Isabel Archer débarque de son Amérique natale, confortablement emballée dans les bagages de sa tante Mrs Touchett. Isabel est orpheline et la seule des sœurs Archer à ne pas être mariée. Tantine, qui n’a pourtant rien d’une philanthrope, prend sa nièce sous son aile.
La jeune fille déclenche l’émoi parmi les coqs en présence. Bien que sans le sou, Isabel attire par sa beauté, son indépendance, son intelligence. Lord Warburton est le premier a tenter sa chance. Richissime, pair d’Angleterre, beau et intelligent, il est LE candidat de Sa Majesté. Celui que tous les pères de famille espèrent pour leur fille. Il est pourtant recalé !
Caspar Goodwood, un riche américain a traversé à son tour l’Atlantique pour suivre la jeune fille qui occupe toutes ses pensées. Isabel ne lui a pas laissé le temps de se déclarer avant de prendre le bras de sa tante. Mais le candidat de la bannière étoilée est lui aussi éconduit.
Ralph Touchett, le cousin d’Isabel s’est lui-même retiré de cette féroce compétition. Très malade, il se sait condamné à brève échéance. Bien qu’amoureux d’elle, il préfère rester à sa place de parent proche plutôt que de faire d’Isabel une jeune veuve éplorée.
De son propre aveu, la jeune fille ne souhaite pas se marier. Elle entend profiter de la vie, naviguer dans le monde et voir le Monde. Sa liberté n’a pas de prix et son célibat ne lui semble pas être un sacrifice si terrible que cela.
Ralph comprend que sa cousine ne pourra tenir bien longtemps cette position héroïque mais précaire : elle n’en a pas les moyens financiers. Aussi persuade-t-il son père mourant de réduire de moitié son propre héritage au profit de la jeune fille. Il suivra rapidement son père et n’aura de pas assez de temps pour dépenser la partie restante.

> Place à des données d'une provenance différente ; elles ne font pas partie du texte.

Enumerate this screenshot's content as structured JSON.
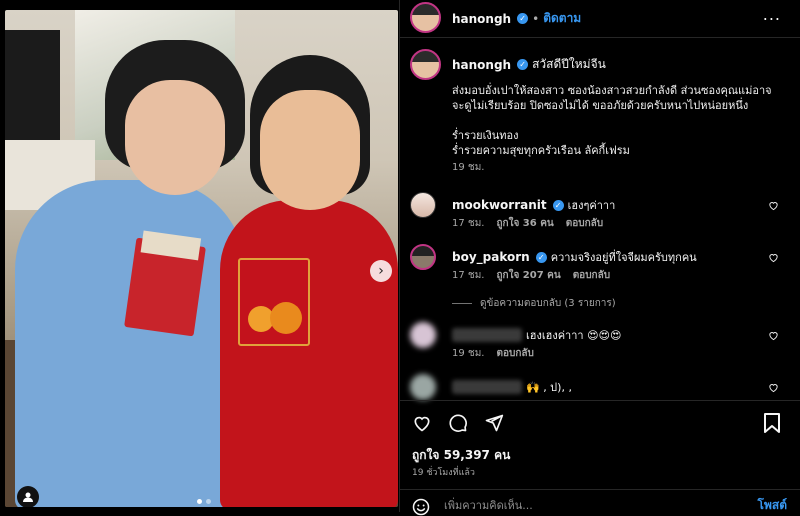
{
  "header": {
    "username": "hanongh",
    "separator": "•",
    "follow_label": "ติดตาม",
    "more_label": "..."
  },
  "caption": {
    "username": "hanongh",
    "title": "สวัสดีปีใหม่จีน",
    "body": "ส่งมอบอั่งเปาให้สองสาว ซองน้องสาวสวยกำลังดี ส่วนซองคุณแม่อาจจะดูไม่เรียบร้อย ปิดซองไม่ได้ ขออภัยด้วยครับหนาไปหน่อยหนึ่ง\n\nร่ำรวยเงินทอง\nร่ำรวยความสุขทุกครัวเรือน ลัคกี้เฟรม",
    "time": "19 ชม."
  },
  "comments": [
    {
      "username": "mookworranit",
      "text": "เฮงๆค่าาา",
      "time": "17 ชม.",
      "likes": "ถูกใจ 36 คน",
      "reply": "ตอบกลับ"
    },
    {
      "username": "boy_pakorn",
      "text": "ความจริงอยู่ที่ใจจีผมครับทุกคน",
      "time": "17 ชม.",
      "likes": "ถูกใจ 207 คน",
      "reply": "ตอบกลับ"
    },
    {
      "text": "เฮงเฮงค่าาา 😍😍😍",
      "time": "19 ชม.",
      "reply": "ตอบกลับ"
    },
    {
      "text": "🙌 , ป), ,"
    }
  ],
  "view_replies": "ดูข้อความตอบกลับ (3 รายการ)",
  "photo": {
    "next_label": "›"
  },
  "actions": {
    "likes": "ถูกใจ 59,397 คน",
    "post_time": "19 ชั่วโมงที่แล้ว",
    "comment_placeholder": "เพิ่มความคิดเห็น...",
    "post_label": "โพสต์"
  }
}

Isabel Archer accède ainsi du jour au lendemain à une colossale fortune. Outre Lord Warburton et Caspar Goodwood qui n’ont pas renoncé à leur amour, Ralph venait de lancer des chasseurs de dot sur les traces de sa cousine...

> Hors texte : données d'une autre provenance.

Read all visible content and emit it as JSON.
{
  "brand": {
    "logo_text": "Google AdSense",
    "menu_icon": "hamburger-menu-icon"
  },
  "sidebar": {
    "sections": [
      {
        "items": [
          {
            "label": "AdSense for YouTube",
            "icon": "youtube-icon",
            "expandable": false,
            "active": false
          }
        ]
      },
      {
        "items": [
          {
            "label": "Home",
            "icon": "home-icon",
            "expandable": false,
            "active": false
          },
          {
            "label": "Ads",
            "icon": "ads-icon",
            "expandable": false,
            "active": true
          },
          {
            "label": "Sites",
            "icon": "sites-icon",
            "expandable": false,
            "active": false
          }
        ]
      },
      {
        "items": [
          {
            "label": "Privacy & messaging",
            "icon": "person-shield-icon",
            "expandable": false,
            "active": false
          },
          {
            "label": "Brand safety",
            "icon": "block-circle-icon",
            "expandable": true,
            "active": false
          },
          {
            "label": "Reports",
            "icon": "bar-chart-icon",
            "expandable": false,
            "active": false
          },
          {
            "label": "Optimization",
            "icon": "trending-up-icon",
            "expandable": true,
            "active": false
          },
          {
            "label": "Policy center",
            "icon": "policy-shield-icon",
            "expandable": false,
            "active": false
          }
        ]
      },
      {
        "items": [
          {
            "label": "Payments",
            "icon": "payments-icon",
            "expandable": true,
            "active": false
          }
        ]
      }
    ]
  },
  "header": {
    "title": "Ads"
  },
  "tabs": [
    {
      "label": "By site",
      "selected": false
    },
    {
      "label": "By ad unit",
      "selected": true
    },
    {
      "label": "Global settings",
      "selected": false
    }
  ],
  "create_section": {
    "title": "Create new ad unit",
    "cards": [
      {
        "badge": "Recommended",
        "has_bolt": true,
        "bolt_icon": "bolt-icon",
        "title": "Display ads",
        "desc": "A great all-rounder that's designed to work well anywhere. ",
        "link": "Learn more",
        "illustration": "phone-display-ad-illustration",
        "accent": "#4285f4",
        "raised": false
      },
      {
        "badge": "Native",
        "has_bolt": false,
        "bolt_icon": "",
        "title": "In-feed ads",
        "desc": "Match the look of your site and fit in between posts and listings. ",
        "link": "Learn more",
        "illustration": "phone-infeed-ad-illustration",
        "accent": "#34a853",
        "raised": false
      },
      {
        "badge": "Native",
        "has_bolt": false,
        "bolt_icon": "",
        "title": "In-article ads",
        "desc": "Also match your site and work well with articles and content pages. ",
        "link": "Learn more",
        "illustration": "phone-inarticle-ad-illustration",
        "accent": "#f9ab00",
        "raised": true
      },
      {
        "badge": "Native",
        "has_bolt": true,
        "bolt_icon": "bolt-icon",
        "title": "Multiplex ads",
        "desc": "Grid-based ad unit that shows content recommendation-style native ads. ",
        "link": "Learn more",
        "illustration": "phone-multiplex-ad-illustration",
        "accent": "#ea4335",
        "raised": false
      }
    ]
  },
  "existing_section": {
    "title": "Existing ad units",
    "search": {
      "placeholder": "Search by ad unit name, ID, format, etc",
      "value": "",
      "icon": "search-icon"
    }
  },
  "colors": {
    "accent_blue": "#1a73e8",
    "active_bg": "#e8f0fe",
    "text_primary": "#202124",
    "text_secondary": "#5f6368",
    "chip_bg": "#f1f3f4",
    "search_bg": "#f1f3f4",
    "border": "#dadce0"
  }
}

Dans ce merveilleux roman, Henry James retrace le parcours d’une jeune fille inexpérimentée. On la trouve fort orgueilleuse de refuser des partis si intéressants. Ce que son entourage nomme « vanité », elle l’appelle « indépendance ». Elle n’entend pas se conformer aux archaïsmes en vigueur en cette fin de XIXe siècle. Elle est une jeune femme moderne et souhaite se prendre en main. Les mœurs usuelles voulant qu’une jeune femme ne puisse exister qu’à travers son époux la révulse. Un beau mariage n’est pas son seul espoir de bonheur.
L’auteur, avec « Portrait de femme » signe l’œuvre la plus aboutie qu’il m’ait été donné de lire parmi son œuvre. Henry James, à son habitude, décrit une société en mutation, encore ancrée dans son héritage suranné de l’Ancien Régime mais encline à l’émancipation. L’institution sacrée du mariage tremble sur ses bases séculaires, certains n’hésitant plus à la remettre en cause. Et par voie de conséquence, la notion de Dieu elle-même est ébranlée (comme elle le sera quelques années plus tard dans Jude l’obscur de Thomas Hardy).
Un livre magnifique que je recommande chaleureusement à tous ceux qui connaissent déjà Henry James et souhaitent approfondir l’auteur. Mais je pense qu’il est préférable de ne pas aborder son œuvre par cette porte. Portrait de femme est son chef-d’œuvre, le roman qui résume tous les autres et que le lecteur appréciera d’autant plus s’il est un familier de l’auteur.
Je suis sous le charme !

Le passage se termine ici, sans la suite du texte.